Newly Declassified Information Shows Costa Rica During the Cold War

Preparing to raid a Cuban ship. Source: Miami Art Circuits

Central America and the Caribbean were hotbeds of insurrection and powder kegs of the proxy wars fought between the United States and the former Soviet Union during the Cold War. As much as Costa Rica tried to distance herself from the conflict and turmoil all around, she was part of the cloak-and-dagger antics of the warring world’s powers at the time.

A photo exhibit at the historic Freedom Tower in downtown Miami opens today, and according to an opinion piece by Cuban-born journalist Guillermo Martinez, the pictures show that Costa Rica served as a training camp for commandos who launched raids intended to topple the Fidel Castro regime. The collection is titled Embedded: A Photojournalist Captures Conflict and Resistance, and it is centered on the work of Jim Nickless, a cameraman who over a nine-month period in the mid- 1960s, and working as freelance cameraman for NBC News, documented the training, raids, and daily activities of a group of Cuban patriots attempting to overthrow Fidel Castro.

According to Mr. Martinez, who collaborated with Mr. Nickless for many years, the training camps in Costa Rica and Nicaragua were hushed clandestine operations:

“The year was 1964, and Nickless was looking for a way to link up with Manuel Artime’s anti-Castro training camps in Costa Rica and Nicaragua. I was a messenger for WSVN (an NBC affiliate in Miami).

The NBC crew did a short piece on the training camps in Costa Rica and Nicaragua. One of the imposed conditions was that NBC could not disclose the location of the camps. […] Nickless went back to the camps in Costa Rica, Nicaragua, and the Dominican Republic for the duration.”

The U.S. Central Intelligence Agency (CIA) was the entity imposing the condition on NBC of not revealing that such American-sponsored shenanigans were being conducted in Costa Rica, a neutral country without an army. The CIA approved showing the public how these clandestine warriors were preparing covert raids against the Castro regime, but they drew the line at revealing the location of the camps. It was propaganda at its best.

Mr. Martinez explains some of the plans by the CIA, which almost sound like the plot of the Costa Rica-based video game Metal Gear Solid Peace Walker:

“They were planning to infiltrate 100 well-trained guerrillas into the Sierra Cristal, and occupy some Cuban territory so the United States and other countries could recognize them as a country in arms.

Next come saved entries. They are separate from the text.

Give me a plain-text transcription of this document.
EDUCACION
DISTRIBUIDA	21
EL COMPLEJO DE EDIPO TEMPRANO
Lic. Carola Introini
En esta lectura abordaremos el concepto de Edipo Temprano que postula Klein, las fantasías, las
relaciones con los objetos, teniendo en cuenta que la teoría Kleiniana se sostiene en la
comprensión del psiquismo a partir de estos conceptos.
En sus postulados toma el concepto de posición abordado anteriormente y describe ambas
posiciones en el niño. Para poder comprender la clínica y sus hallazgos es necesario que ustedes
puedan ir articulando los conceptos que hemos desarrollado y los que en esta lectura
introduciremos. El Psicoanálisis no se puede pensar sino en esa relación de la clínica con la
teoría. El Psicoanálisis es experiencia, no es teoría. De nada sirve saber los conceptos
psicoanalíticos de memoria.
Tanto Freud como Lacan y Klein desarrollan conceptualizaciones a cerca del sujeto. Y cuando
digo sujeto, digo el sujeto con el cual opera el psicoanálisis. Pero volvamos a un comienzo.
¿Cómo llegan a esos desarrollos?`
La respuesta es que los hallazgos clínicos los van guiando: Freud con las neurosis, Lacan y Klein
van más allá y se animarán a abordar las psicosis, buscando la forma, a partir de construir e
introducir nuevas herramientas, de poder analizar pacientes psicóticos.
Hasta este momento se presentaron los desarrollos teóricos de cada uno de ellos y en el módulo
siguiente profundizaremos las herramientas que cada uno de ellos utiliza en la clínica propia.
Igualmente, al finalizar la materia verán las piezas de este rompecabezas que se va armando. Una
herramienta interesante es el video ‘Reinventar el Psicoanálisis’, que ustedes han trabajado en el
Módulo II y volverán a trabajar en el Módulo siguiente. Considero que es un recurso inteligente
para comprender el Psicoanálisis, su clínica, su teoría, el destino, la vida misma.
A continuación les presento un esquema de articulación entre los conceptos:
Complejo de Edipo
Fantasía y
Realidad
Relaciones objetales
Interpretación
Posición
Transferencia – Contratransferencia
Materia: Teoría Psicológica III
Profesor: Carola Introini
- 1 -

The [Manuel Artime Movimiento de la Recuperacion Revolucionaria] had mother ships in the Caribbean. From these vessels, crews aboard two Swift boats, the Monty and the Gitana, carried out the raids into Cuba. Most of the crew members had been in the Bay of Pigs invasion. Nickless was the lone American, an NBC cameraman who everybody thought was a CIA agent.

The raids continued for months. In September 1964, they heard that a Cuban cargo ship, the Sierra Maestra, was headed back to Cuba. One of the Swift boats approached the ship from the rear, it read the word Sierra, and launched an attack. They were mistaken. The Sierra Maestra had a twin ship, the Sierra Aranzazu, a Spanish freighter that had the same profile. In the raid, three Spaniards were killed — the captain of the ship and two crew members.”

The role of Costa Rica during the Cold War would reshape itself later, after the assassination of U.S. President John F. Kennedy and the protracted guerrilla conflict in Nicaragua. The proxy war between the U.S. and the former Soviet Union came to an end when former President Oscar Arias negotiated peace in the region and received a Nobel Peace Prize in the process. Now that information is becoming declassified, we can expect that more of Costa Rica’s shadowy history will be revealed.